Personal information
- Full name: Robert Paul Gray
- Date of birth: 28 January 1970 (age 56)
- Place of birth: Portsmouth, England
- Height: 5 ft 10 in (1.78 m)
- Position: Forward

Team information
- Current team: Blackburn Rovers (Head of Academy)

Youth career
- Bangor

Senior career*
- Years: Team / Apps / (Gls)
- 1985–1986: Bangor / 19 / (3)
- 1986–1991: Luton Town / 7 / (2)
- 1991–1992: Wigan Athletic / 5 / (0)
- 1993–1996: Bangor / 19 / (1)
- 1996–1997: Ards / 3 / (0)
- Total:  / 53 / (5)

International career
- 1990: Northern Ireland U21 / 1 / (1)

= Paul Gray (footballer) =

Northern Irish footballer

Robert Paul Gray (born 28 January 1970 in Portsmouth) is a Northern Irish former footballer who played as a forward.

==Club career==
Gray started his career in Northern Ireland with Bangor, and was still a teenager when he began playing for the first-team before moving to Luton Town in 1986. He rose through the youth ranks at the club, eventually signing professional terms in 1988. He made his first-team debut in December 1989 against Arsenal.

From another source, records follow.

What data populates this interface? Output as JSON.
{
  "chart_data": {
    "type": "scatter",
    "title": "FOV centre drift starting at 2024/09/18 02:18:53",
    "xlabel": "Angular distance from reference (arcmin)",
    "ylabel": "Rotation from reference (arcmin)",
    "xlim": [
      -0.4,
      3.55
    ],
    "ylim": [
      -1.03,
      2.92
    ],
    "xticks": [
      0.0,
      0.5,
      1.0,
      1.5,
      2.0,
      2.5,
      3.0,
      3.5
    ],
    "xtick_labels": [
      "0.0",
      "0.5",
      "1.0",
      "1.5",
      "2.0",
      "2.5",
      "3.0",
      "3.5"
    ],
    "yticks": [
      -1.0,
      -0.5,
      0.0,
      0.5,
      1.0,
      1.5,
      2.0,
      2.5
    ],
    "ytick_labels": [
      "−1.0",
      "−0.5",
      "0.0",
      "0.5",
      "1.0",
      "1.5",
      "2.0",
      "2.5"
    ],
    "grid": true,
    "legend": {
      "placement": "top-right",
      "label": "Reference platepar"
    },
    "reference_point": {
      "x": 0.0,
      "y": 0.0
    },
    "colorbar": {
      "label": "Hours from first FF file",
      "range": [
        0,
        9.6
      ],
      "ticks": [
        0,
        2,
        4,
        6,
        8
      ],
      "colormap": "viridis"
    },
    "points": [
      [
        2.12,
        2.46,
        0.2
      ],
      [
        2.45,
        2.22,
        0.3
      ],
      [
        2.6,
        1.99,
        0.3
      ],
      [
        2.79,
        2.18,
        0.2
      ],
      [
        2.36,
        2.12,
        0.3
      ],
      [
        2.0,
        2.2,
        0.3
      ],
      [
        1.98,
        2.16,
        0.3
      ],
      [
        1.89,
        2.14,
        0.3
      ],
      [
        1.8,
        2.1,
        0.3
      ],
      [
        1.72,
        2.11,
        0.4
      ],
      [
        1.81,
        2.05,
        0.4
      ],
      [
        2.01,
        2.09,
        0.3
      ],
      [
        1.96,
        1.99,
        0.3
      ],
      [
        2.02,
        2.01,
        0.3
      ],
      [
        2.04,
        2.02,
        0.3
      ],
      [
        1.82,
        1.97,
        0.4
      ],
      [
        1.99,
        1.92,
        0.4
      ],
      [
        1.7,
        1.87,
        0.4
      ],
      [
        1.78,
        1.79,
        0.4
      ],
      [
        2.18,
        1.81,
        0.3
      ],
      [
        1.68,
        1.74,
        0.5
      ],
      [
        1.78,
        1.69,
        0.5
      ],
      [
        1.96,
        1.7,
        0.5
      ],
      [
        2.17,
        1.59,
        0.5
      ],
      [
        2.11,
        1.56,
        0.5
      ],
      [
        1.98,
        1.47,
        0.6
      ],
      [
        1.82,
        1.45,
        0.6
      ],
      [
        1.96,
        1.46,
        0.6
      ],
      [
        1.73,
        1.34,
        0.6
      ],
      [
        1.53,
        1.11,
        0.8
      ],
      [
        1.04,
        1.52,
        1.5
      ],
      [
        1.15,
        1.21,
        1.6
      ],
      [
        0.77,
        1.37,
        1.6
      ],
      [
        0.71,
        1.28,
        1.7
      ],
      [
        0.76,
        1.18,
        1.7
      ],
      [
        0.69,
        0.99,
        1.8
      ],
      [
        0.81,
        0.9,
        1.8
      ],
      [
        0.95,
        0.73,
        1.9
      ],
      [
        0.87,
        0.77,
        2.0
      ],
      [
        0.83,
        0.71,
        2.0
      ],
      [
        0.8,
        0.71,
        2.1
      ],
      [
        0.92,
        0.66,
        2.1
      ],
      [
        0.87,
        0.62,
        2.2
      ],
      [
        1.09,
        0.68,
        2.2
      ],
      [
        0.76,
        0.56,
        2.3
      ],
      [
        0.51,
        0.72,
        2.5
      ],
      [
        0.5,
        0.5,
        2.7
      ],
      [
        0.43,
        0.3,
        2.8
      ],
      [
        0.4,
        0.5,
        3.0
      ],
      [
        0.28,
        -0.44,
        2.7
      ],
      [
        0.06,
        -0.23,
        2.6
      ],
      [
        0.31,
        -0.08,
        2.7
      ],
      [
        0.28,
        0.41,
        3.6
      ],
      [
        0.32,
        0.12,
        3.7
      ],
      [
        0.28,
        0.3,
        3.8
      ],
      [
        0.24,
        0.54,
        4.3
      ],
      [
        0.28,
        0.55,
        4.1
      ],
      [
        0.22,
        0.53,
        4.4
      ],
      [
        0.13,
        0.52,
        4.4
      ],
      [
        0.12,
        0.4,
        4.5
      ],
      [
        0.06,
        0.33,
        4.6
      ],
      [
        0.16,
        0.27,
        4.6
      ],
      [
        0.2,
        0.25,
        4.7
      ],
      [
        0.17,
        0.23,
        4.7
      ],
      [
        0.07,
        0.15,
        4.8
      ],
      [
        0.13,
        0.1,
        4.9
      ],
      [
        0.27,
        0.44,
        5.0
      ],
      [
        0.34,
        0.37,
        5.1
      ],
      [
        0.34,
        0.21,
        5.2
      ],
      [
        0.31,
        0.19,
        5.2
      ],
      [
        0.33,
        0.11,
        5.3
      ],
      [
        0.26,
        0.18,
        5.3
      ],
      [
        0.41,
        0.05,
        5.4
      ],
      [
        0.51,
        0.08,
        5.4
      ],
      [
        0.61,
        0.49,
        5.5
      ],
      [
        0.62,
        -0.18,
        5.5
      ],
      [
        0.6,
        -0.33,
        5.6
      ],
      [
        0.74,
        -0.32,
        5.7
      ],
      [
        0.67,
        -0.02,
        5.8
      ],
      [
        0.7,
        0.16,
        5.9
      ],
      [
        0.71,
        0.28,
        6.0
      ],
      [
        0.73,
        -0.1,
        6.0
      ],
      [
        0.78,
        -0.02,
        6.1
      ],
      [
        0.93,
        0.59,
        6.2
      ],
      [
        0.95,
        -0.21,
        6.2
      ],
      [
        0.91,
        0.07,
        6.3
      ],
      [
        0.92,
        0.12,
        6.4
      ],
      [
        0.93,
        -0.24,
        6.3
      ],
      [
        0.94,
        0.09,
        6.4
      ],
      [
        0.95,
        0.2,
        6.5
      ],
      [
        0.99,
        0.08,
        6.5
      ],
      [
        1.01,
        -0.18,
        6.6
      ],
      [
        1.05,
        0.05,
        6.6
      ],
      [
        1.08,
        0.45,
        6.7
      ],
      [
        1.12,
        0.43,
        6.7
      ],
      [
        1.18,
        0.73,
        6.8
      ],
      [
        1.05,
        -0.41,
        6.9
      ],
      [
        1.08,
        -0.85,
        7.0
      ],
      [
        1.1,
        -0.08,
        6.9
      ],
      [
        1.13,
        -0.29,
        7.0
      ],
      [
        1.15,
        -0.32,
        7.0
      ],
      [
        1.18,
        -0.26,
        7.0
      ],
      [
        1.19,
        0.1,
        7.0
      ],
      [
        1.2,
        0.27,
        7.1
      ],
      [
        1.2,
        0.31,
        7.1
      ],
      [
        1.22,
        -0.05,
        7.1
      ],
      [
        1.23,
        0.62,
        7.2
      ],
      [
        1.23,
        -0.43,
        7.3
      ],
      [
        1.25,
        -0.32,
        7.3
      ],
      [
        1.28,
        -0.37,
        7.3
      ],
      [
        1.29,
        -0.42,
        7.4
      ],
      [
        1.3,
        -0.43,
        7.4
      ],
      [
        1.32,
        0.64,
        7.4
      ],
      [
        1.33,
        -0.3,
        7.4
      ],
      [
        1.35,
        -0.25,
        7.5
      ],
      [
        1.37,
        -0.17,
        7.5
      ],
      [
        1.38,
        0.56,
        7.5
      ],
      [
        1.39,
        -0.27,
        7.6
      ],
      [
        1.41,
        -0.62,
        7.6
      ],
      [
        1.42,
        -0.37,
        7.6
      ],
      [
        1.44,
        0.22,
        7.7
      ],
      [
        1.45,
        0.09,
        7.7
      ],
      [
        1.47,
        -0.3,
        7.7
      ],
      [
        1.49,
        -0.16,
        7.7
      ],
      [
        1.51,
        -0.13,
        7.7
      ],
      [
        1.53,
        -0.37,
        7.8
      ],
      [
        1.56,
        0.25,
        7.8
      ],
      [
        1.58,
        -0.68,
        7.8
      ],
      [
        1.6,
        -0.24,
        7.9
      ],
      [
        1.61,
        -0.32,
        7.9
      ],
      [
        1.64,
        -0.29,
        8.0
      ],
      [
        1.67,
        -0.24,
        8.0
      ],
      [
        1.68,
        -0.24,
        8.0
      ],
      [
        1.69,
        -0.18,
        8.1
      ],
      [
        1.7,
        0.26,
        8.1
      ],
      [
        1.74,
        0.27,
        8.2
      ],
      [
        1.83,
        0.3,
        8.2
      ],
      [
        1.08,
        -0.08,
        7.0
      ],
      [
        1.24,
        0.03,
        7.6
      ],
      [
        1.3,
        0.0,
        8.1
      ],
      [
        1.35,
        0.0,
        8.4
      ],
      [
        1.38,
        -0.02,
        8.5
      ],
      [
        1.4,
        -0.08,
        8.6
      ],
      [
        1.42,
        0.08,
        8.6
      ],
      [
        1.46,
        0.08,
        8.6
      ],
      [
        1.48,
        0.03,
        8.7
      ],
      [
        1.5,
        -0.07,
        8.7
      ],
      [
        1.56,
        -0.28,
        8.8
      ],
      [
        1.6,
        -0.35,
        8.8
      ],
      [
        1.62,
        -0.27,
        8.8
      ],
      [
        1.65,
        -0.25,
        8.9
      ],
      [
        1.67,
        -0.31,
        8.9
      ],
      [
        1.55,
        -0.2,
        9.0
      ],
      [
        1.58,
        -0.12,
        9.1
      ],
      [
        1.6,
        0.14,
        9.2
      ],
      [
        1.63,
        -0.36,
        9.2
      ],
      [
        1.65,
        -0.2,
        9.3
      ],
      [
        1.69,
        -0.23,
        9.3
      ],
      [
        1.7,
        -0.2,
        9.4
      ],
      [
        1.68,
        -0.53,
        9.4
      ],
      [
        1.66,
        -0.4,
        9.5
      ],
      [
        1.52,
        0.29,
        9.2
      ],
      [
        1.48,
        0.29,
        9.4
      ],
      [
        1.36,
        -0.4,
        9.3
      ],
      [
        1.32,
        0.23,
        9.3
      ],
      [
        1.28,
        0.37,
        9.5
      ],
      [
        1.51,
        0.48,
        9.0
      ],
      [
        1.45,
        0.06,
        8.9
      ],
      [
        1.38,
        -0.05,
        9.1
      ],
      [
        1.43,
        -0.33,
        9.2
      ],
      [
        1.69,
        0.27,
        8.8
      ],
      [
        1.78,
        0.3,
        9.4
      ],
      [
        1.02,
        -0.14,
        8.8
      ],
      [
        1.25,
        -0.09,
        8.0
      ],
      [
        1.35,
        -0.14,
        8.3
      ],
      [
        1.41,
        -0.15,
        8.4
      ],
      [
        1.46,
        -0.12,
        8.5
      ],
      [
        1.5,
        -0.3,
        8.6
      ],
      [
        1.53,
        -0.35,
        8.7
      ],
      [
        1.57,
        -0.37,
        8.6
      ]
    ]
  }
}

He made six further appearances during the 1989–90 season, but did not feature the following season, and was sold to Wigan Athletic. He made his debut for the Latics in August 1991 against Shrewsbury Town. Gray appeared five times in the first-team before suffering a serious ankle injury against Sheffield United which ended his professional career. He returned to Bangor in 1993, and played out the rest of his career in Northern Ireland.

==International career==
Although Gray was born in England, he grew up in Northern Ireland and represented the country at youth level. His only under-21 cap came as a substitute against Israel in 1990.